È ancora positivo il saldo tra aperture e chiusure della attività commerciali a Busto Arsizio nel primo semestre dell’anno.
851 le pratiche transitate sul portale Impresa in un giorno del Suap, lo sportello unico della attività produttive (+51 il “bilancio”). Di queste, 238 sono relative ad attività solo commerciali: a fronte di 99 cessazioni, si contano 110 nuove aperture e 28 subentri. +39, dunque, il saldo.
Si conferma quindi il trend positivo registrato a partire dalla fine del 2020: da quel momento, al termine del primo annus horribilis segnato dalla pandemia, l’amministrazione ha iniziato a monitorare dettagliatamente l’andamento delle attività commerciali.
«Con sollievo anche a questo tagliando il commercio si conferma in salute e col segno più», sottolinea la vicesindaco e assessore allo sviluppo economico Manuela Maffioli.
E si conferma anche il «lucido disincanto» con cui l’esponente di giunta accoglie i numeri: «Alla fine del 2020 ci aspettavamo che la coda medio-lunga della pandemia potesse colpire – spiega –. Ora bisogna fare i conti con le nuove emergenze del conflitto e della crisi economica che sta investendo il continente. Non è possibile assicurare che non ci saranno conseguenze nei prossimi semestri, ma la fotografia del presente manda segnali incoraggianti».
E la «fotografia» dice che le attività legate alla somministrazione di alimenti e bevande (bar, ristoranti, pizzerie e così via) fanno registrare un saldo di +13 (14 aperture, 16 subentri e 17 cessazioni). Dati positivi anche per parrucchieri, estetisti e tatuatori (+6) e per il commercio al dettaglio non alimentare (+6).
Frena invece, oltre all’alimentare di vicinato (-3), anche il commercio esclusivamente online (11 aperture e 12 cessazioni), mentre il commercio elettronico in aggiunta alla vendita tradizionale conta 4 aperture, una cessazione e un subentro. «Questo dimostra che la gente ha voglia di tornare a fare acquisti in negozio e di uscire di casa – sottolinea il presidente di Ascom Rudy Collini –. Lo si vede anche nei ristoranti che riprendono a riempirsi. L’online da solo non basta».

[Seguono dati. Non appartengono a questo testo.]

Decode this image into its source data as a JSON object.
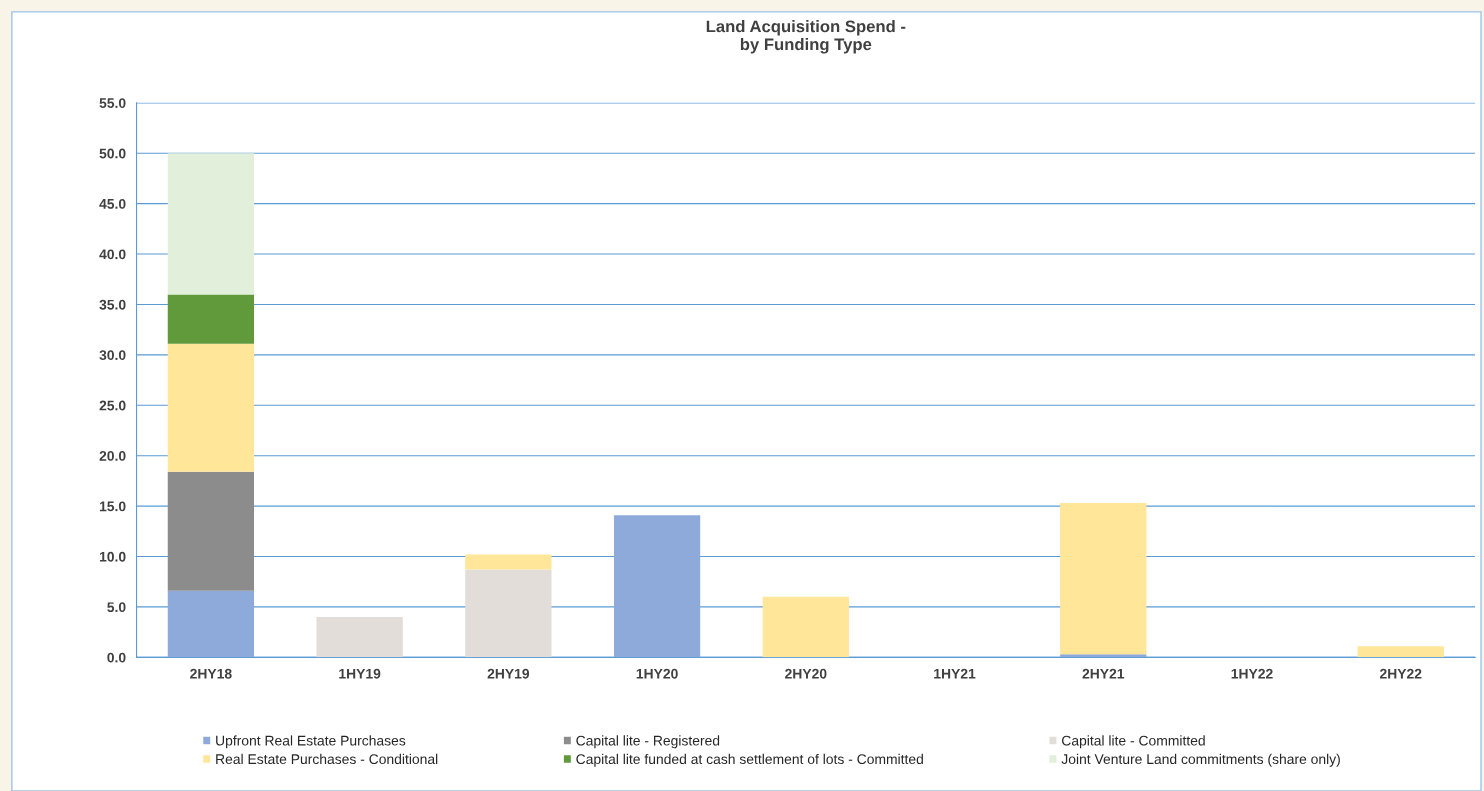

In generale, Collini conferma che «il commercio ha tenuto. Le conseguenze della guerra, con i rincari, i costi dell’energia e l’inflazione, li percepiremo probabilmente nel secondo semestre. Non possiamo che proseguire col lavoro di squadra tra pubblico e privato».
Per quanto riguarda il centro, la presidente del Comitato commercianti centro cittadino Alessandra Ceccuzzi evidenzia che «i negozi vuoti sono pochissimi, o comunque rimangono tali per poco tempo». Anche se ormai «la tendenza dei grandi marchi è quella di prediligere i capoluoghi di provincia».
Positiva anche la situazione nei quartieri più vicini al centro, come Frati o Sant'Edoardo, mentre le periferie soffrono maggiormente. È il caso, ad esempio, di Borsano. «A Sacconago chiudono i negozi di vicinato quando chi li gestisce va in pensione», rivela Stefano Moretti, esponente dell’Associazione Sacconago Commercianti, Artigiani & Co.
Alla presentazione dei dati c'era anche il consigliere delegato Paolo Geminiani.